Aan de andere kant wordt uit het antwoord van de
gelovigen duidelijk dat er geen onduidelijkheid mag
bestaan tussen algemeen (Van alle gedoopten) en bijzonder
(Door de Priesterwijding) Priesterschap, en dat de
wezenlijke Eucharistische Offerakt alléén gebeurt door de
handen van de Priester: ”Moge de Heer het Offer uit uw handen aanvaarden, tot Lof en Eer
van Zijn Naam. Alsmede tot welzijn van ons en van geheel Zijn Heilige Kerk.”
Secreta (Stil gebed):
De uiteindelijke afsluiting van de Offering is bij het bidden van de Secreta, waarbij de boog
die begonnen is bij het Oremus zich weer sluit.

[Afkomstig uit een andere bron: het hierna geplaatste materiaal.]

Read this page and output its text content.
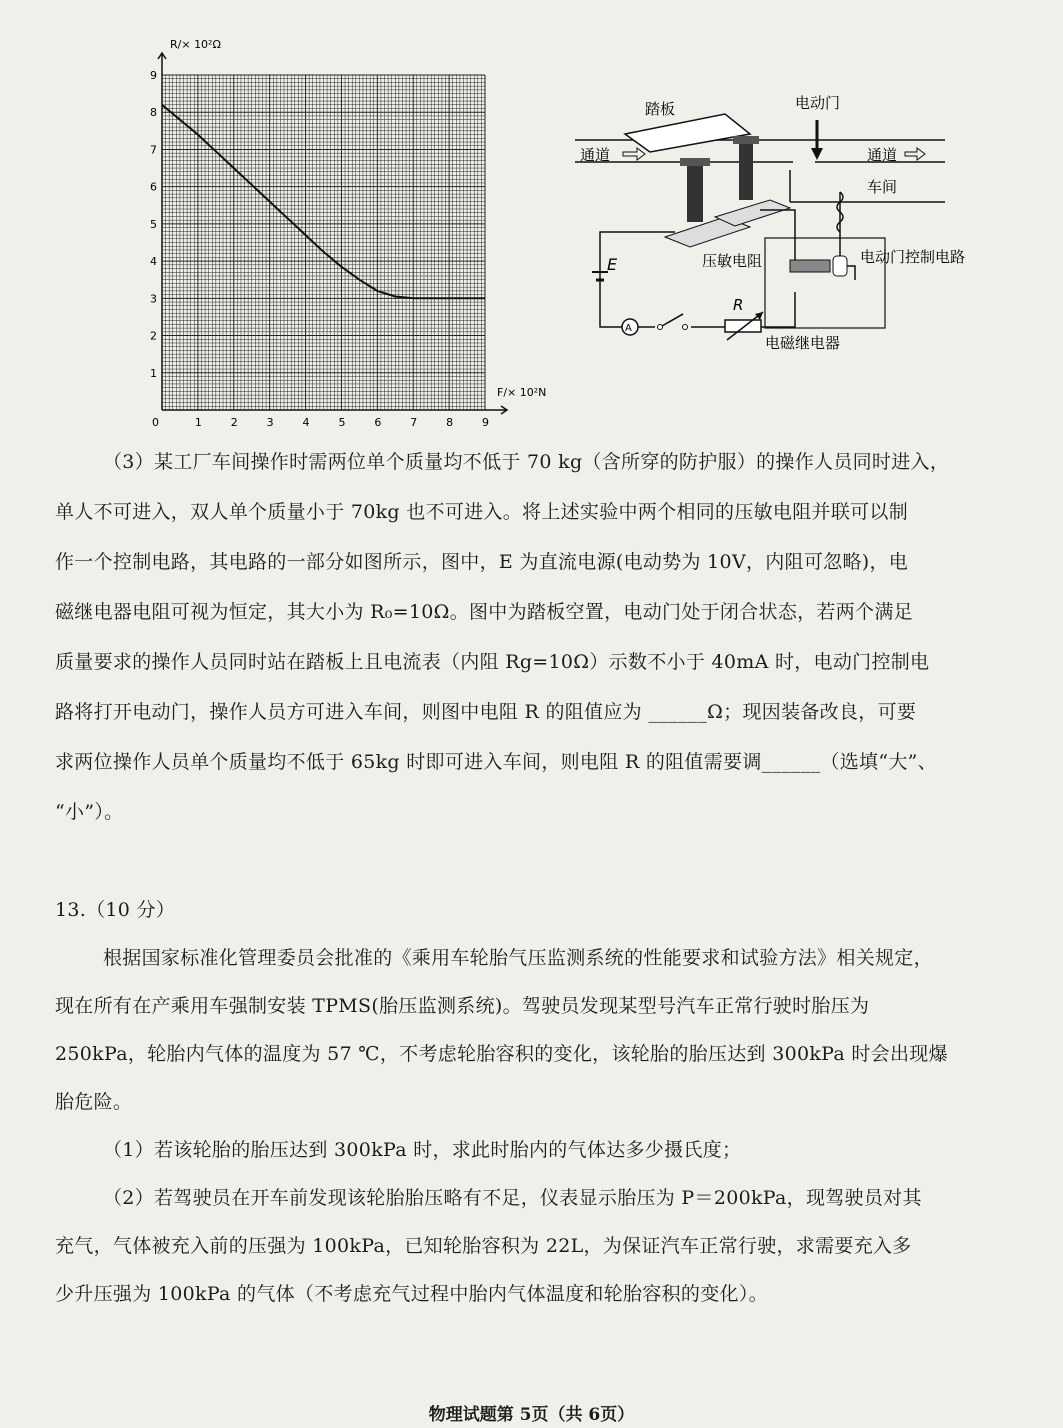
R/× 10²Ω
F/× 10²N
1
2
3
4
5
6
7
8
9
0	1	2	3	4	5	6	7	8	9
E
A
R
踏板	电动门
通道	通道
车间
压敏电阻	电动门控制电路
电磁继电器
（3）某工厂车间操作时需两位单个质量均不低于 70 kg（含所穿的防护服）的操作人员同时进入，
单人不可进入，双人单个质量小于 70kg 也不可进入。将上述实验中两个相同的压敏电阻并联可以制
作一个控制电路，其电路的一部分如图所示，图中，E 为直流电源(电动势为 10V，内阻可忽略)，电
磁继电器电阻可视为恒定，其大小为 R₀=10Ω。图中为踏板空置，电动门处于闭合状态，若两个满足
质量要求的操作人员同时站在踏板上且电流表（内阻 Rg=10Ω）示数不小于 40mA 时，电动门控制电
路将打开电动门，操作人员方可进入车间，则图中电阻 R 的阻值应为 ______Ω；现因装备改良，可要
求两位操作人员单个质量均不低于 65kg 时即可进入车间，则电阻 R 的阻值需要调______（选填“大”、
“小”）。
13.（10 分）
根据国家标准化管理委员会批准的《乘用车轮胎气压监测系统的性能要求和试验方法》相关规定，
现在所有在产乘用车强制安装 TPMS(胎压监测系统)。驾驶员发现某型号汽车正常行驶时胎压为
250kPa，轮胎内气体的温度为 57 ℃，不考虑轮胎容积的变化，该轮胎的胎压达到 300kPa 时会出现爆
胎危险。
（1）若该轮胎的胎压达到 300kPa 时，求此时胎内的气体达多少摄氏度；
（2）若驾驶员在开车前发现该轮胎胎压略有不足，仪表显示胎压为 P＝200kPa，现驾驶员对其
充气，气体被充入前的压强为 100kPa，已知轮胎容积为 22L，为保证汽车正常行驶，求需要充入多
少升压强为 100kPa 的气体（不考虑充气过程中胎内气体温度和轮胎容积的变化）。
物理试题第 5页（共 6页）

Secreta wordt zij genoemd omdat dit gebed in stilte wordt gezegd. Gewoonlijk wordt in de
wisselende delen van de Secreta heel bijzonder de Offergedachte beklemtoond, bijvoorbeeld
op Pinkstermaandag: ”Wij smeken U, Heer, Heilig goedgunstig deze gaven: en wil, bij het
aanvaarden van deze Geestelijke Offerande, onszelf tot een voortdurend Offer voor U
maken.” (Secreta van Pinkstermaandag).